George Bason is the global head of the mergers and acquisitions practice at Davis Polk & Wardwell LLP. This post is based on a Davis Polk client memorandum by Mr. Bason, William M. Kelly, Phillip R. Mills, Justine Lee and Scott B. Luftglass.
As the percentage of tender offers in friendly transactions has risen in recent years, so too has use of so-called “top-up options.” Yet, despite their prevalence, the validity of top-up options has not been addressed squarely by the Delaware courts and continues to be challenged by the plaintiffs’ bar.
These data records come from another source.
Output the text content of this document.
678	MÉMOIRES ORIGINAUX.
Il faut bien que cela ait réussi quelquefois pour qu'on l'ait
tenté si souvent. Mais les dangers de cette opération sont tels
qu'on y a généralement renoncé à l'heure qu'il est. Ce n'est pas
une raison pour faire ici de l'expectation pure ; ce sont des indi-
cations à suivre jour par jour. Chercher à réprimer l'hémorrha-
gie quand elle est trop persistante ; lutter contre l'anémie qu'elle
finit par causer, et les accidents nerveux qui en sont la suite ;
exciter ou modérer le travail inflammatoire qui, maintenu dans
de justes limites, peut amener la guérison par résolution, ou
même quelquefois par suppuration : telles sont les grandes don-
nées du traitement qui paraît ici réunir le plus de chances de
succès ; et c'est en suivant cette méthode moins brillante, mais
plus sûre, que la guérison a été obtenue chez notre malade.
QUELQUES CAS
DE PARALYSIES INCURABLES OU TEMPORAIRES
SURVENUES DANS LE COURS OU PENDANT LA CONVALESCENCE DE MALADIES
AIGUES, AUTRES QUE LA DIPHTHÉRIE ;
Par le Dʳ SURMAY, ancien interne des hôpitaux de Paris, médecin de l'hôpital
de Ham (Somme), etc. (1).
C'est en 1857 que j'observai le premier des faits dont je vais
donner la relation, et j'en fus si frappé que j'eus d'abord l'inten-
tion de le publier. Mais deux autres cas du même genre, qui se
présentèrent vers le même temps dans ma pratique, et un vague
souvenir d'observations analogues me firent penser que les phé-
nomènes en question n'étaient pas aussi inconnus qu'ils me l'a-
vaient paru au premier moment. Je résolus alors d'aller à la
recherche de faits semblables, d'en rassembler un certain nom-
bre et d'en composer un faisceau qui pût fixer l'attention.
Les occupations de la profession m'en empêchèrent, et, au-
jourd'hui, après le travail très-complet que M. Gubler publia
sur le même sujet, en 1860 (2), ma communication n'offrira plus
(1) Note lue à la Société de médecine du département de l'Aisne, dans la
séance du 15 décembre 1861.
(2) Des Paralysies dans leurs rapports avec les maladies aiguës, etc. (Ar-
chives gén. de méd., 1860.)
However, two separate rulings from the Delaware Court of Chancery this week suggest that the use of top-up options is likely to present little litigation risk.
A top-up option gives the acquiror the right, upon successful completion of a tender offer at or above the minimum condition level (usually 50%), to purchase newly issued shares of the target so as to increase its ownership in the target to greater than 90%. Under Delaware law, once an acquiror crosses the 90% ownership threshold, it may complete the back-end squeeze out through a simple short-form merger. The purpose of the top-up option is to expedite the closing of the merger (and thus the receipt of the consideration by the target’s stockholders) once a majority (but less than 90%) of the target’s stockholders have endorsed the transaction by tendering their shares.